Le regole che hanno cambiato lo Strega negli ultimi anni l’hanno reso più imprevedibile. Sono quattro i titoli Einaudi in corsa e c’è Giuseppe Lupo, autore Marsilio, per cui lei è editor. Che valore dà alla competizione e agli incroci?

«Il cuore non si vede è il mio nono romanzo, penso che se scrivi può capitarti di essere proposto al Premio Strega. E penso che se sei uno scrittore e pubblichi scrittori può capitare di trovarti a gareggiare con un autore che pubblichi. Ma non siamo io e Giuseppe, che ci conosciamo e ci parliamo, a essere in gara, sono i nostri libri, noi siamo dietro. Storicamente poi, l’editoria italiana è stata fatta da scrittori e poeti, che hanno partecipato e qualche volta vinto premi, penso a Natalia Ginzburg, Calvino, Vittorini, Pavese. Sono combinazioni che possono capitare e capitano. Poi due cose, la prima è che sono scaramantica dunque se ricevo una candidatura al premio Strega e mi sottraggo, come faccio da editore a convincere i miei autori ad accettare una candidatura? La seconda è che quando si scrive è importante, per l’autore, confrontarsi col mondo culturale, e lo Strega è questo, un confronto col mondo culturale. Io vorrei somigliare alle cose che dico, o almeno provarci».

Il precedente del 2019 – due autori Einaudi, Terranova e Missiroli, in cinquina, e voti di scuderia in ordine sparso che hanno favorito Scurati – andrebbe scongiurato o non crede nei tatticismi?

«Perché andrebbe scongiurato? Si va in battaglia con lo stesso spirito sia che si vinca, sia che si perda, dunque la vittoria è un punto e tutto il resto è un intervallo. Negli intervalli succedono cose. E penso che sia Nadia Terranova che Marco Missiroli abbiano fatto, insieme e dietro ai loro libri, un eccezionale percorso».

Che opinione ha del fenomeno e della qualità letteraria di Elena Ferrante? Gli elogi nei confronti degli esordi e le critiche spietate verso i romanzi di successo sono una tipica parabola italiana?

«Posso dirle che a me Elena Ferrante piace. Posso dirle che sono affezionata ai primi ma perché li ho letti da molto ragazza e dunque mi affezionavo con più memoria e dunque con più trasporto».

Tra gli scrittori italiani delle nuove generazioni ci sono alcuni che consiglia di tenere d’occhio?

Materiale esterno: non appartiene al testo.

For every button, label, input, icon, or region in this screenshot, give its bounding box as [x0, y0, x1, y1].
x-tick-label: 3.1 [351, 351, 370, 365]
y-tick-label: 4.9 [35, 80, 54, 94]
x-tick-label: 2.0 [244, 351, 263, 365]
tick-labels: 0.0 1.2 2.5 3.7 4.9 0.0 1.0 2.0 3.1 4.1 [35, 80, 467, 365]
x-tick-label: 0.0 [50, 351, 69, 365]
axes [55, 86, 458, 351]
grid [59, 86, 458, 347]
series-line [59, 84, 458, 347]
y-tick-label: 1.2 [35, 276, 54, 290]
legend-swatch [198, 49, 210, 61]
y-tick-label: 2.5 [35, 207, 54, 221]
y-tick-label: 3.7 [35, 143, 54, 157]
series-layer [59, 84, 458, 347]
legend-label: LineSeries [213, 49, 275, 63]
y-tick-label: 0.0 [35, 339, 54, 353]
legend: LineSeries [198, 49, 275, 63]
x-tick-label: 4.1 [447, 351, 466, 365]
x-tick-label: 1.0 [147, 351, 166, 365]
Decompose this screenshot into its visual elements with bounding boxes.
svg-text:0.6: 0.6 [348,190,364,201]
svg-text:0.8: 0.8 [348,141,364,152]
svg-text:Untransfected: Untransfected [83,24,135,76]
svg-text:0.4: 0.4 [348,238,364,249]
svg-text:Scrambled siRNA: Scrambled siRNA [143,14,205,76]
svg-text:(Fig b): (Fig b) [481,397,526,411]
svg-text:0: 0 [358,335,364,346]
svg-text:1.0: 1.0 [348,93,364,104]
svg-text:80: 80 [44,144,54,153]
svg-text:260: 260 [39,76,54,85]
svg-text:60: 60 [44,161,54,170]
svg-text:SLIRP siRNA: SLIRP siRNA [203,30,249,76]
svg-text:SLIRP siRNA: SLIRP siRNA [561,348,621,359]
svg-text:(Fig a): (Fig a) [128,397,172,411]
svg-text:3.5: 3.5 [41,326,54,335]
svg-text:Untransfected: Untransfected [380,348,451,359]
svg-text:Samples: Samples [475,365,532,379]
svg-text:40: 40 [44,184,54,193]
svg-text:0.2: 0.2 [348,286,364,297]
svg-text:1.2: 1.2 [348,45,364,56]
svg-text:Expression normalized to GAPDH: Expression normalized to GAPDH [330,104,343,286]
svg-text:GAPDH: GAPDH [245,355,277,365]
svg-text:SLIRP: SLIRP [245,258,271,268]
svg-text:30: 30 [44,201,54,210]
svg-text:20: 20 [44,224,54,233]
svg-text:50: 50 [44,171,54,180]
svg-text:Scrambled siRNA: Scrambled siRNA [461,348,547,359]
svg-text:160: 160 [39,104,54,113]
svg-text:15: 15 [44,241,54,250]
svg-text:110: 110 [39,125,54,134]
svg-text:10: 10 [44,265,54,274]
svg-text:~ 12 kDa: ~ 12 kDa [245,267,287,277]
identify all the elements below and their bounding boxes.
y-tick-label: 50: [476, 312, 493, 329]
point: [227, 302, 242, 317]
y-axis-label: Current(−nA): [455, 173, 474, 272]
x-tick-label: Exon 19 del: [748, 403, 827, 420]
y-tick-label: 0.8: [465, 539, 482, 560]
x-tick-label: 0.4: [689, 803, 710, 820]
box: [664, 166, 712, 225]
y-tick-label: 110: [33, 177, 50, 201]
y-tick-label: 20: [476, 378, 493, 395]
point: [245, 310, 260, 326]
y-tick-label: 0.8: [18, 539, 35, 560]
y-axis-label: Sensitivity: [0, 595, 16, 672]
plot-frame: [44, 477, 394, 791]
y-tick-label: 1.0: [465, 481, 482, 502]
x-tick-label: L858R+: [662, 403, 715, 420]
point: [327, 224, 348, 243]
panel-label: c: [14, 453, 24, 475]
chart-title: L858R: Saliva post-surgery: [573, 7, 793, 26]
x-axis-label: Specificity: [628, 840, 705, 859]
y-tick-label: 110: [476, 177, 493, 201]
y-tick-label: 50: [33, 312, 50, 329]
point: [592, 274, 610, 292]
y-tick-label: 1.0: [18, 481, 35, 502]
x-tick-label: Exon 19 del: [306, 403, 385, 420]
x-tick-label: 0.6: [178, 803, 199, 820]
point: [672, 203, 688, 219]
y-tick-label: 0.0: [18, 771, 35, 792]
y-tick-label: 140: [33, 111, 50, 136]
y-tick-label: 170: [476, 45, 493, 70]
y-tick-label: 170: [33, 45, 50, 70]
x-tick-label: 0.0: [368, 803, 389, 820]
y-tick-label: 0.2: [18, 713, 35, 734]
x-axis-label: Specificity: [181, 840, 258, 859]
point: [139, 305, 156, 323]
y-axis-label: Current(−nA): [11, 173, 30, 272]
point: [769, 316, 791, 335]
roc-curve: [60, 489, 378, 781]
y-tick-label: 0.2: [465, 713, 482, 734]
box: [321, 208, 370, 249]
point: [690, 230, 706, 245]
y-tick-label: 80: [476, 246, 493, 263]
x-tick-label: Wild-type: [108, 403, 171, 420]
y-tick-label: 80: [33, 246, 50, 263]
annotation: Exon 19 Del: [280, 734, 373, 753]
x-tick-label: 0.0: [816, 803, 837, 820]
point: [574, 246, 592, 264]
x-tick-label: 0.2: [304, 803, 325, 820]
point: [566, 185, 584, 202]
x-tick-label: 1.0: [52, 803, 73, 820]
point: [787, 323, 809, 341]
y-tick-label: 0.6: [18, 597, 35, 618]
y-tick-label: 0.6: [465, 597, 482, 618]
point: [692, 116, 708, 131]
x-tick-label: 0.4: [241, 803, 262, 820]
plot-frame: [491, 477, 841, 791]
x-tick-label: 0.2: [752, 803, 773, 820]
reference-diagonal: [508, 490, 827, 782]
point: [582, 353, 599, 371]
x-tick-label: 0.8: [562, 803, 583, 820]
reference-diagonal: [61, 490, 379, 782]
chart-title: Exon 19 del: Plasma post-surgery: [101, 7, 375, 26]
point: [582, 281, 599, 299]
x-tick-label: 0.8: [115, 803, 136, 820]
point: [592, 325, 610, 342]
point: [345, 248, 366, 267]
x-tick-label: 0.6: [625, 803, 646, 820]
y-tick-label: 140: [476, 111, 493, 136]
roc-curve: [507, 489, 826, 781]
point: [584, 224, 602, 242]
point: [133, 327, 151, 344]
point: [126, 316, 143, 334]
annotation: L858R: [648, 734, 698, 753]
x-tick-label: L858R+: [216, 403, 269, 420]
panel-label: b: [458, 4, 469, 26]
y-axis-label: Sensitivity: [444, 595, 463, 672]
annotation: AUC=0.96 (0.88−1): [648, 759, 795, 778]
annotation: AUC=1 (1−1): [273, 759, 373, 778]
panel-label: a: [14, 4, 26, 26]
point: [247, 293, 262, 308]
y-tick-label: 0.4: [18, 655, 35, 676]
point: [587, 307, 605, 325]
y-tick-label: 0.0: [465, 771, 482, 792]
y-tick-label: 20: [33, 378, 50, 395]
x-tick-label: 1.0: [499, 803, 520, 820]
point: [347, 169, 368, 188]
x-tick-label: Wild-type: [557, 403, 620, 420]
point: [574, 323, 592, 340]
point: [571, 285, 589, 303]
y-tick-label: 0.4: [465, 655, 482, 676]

«Ginevra Lamberti, Giorgio Ghiotti, Ida Amlesù, Jonathan Bazzi, e Nicola Ingenito (se si decidesse a scrivere). Tuttavia non mi è mai piaciuta la classificazione degli scrittori per generazione. Come definirebbe Marcello Domini, esordiente di 55 anni al suo primo (bellissimo) romanzo (Di guerra e di noi, in uscita per Marsilio, ndr)? Io lo definirei un giovane scrittore. La scrittura è qualcosa che si impara, come tutto. Non si nasce scrittori, ma forse si può crescere scrittori. O così mi è sempre sembrato».